Small and medium enterprises are a critical part of the rapidly growing Vietnamese economy. However, their inefficient use of energy not only narrows profit margins, but also contributes to Viet Nam’s swift increase in CO2 emissions. To help green these businesses, with funding from the Global Environment Facility, UNDP and the Government of Viet Nam are helping raise awareness among managers, also providing technical and financial support to install energy-efficient technologies. The initiative promotes energy conservation in five key sectors: brick, ceramics, textiles, paper production and food processing.

“Currently, small and medium enterprises are becoming the driving force of the economy and contribute greatly to job creation,” said John Hendra, UN Resident Coordinator and UNDP Resident Representative in Viet Nam. “But the predominant use of out–of-date equipment, lack of awareness and inadequate financing options for investment hamper the production process – and the environment. This is why this initiative comes at a crucial time.”

In the past four years the project has supported more than 400 businesses, resulting in cumulative energy savings of 156 ktoe (kilo tons oil equivalent) in the five priority sectors. This means that the use of energy-efficient technologies also increased the profits of participating businesses – through direct energy savings (four to 60 percent reduction in energy cost per unit production) and by increasing the products’ quality, especially for the bricks and ceramics sector, with the use of more modern kilns.
The project’s success is directly related to alliances with the government and financial institutions. In partnership with key ministries, the goal is to establish a financial and tax incentive schemes for small and medium enterprises using energy-efficient technologies, as well as a labeling mechanism to motivate the adoption of energy-efficient measures.

Reducing risks

Part of the goals has already been met. The project encompasses a Loan Guarantee Fund to reduce the risks encountered by the financial institutions providing loans to small and medium enterprises for energy-efficiency investments. In case of default, the Fund is used to protect up to 75 percent of loans (in some exceptional cases, even 100 percent of the loan), which significantly reduces the financing institution’s risk, further encouraging loans to small and medium enterprises. To date, such guarantee Funds have given out $2.13 million in loans—more than 70 percent of all loans granted for these Energy Conservation projects and nearly half of all loans given out to small and medium enterprises.

Thanks to the Project’s support, Am Nhan from the Bat Trang village replaced two traditional coal kilns with a liquefied petroleum gas kiln.

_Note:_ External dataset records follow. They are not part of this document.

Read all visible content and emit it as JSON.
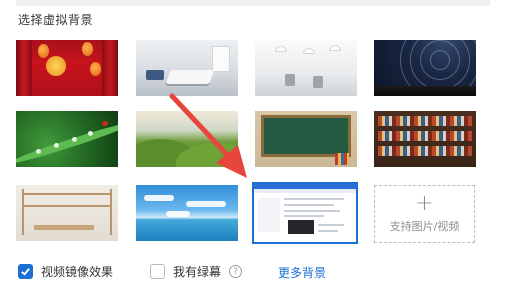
{
  "panel": {
    "title": "选择虚拟背景"
  },
  "backgrounds": [
    {
      "name": "red-festive",
      "selected": false
    },
    {
      "name": "office-meeting",
      "selected": false
    },
    {
      "name": "white-interior",
      "selected": false
    },
    {
      "name": "star-trails",
      "selected": false
    },
    {
      "name": "leaf-dew",
      "selected": false
    },
    {
      "name": "green-hills",
      "selected": false
    },
    {
      "name": "chalkboard",
      "selected": false
    },
    {
      "name": "bookshelf",
      "selected": false
    },
    {
      "name": "study-cabinet",
      "selected": false
    },
    {
      "name": "sea-sky",
      "selected": false
    },
    {
      "name": "screen-capture",
      "selected": true
    }
  ],
  "add_tile": {
    "icon": "plus-icon",
    "label": "支持图片/视频"
  },
  "options": {
    "mirror_label": "视频镜像效果",
    "mirror_checked": true,
    "greenscreen_label": "我有绿幕",
    "greenscreen_checked": false,
    "help_icon": "question-icon",
    "help_glyph": "?",
    "more_label": "更多背景"
  },
  "colors": {
    "accent": "#1a6fd4",
    "annotation_arrow": "#e8453c"
  }
}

She invested VND 900 million ($56,250) in her ceramics production, of which half was self-financed and the other half was borrowed from the Viet Nam Environment Protection Fund.  As a result of the kiln improvements, Am Nhan’s production increased, her revenue more than doubled and the energy use per unit of production was cut by half.

By the end of 2011, the project aims to cover 500 small and medium enterprises, contributing to a cumulative reduction of CO2 emissions in 700 kilotons, with a cumulative amount of saved energy equivalent to 160 kilotons of oil.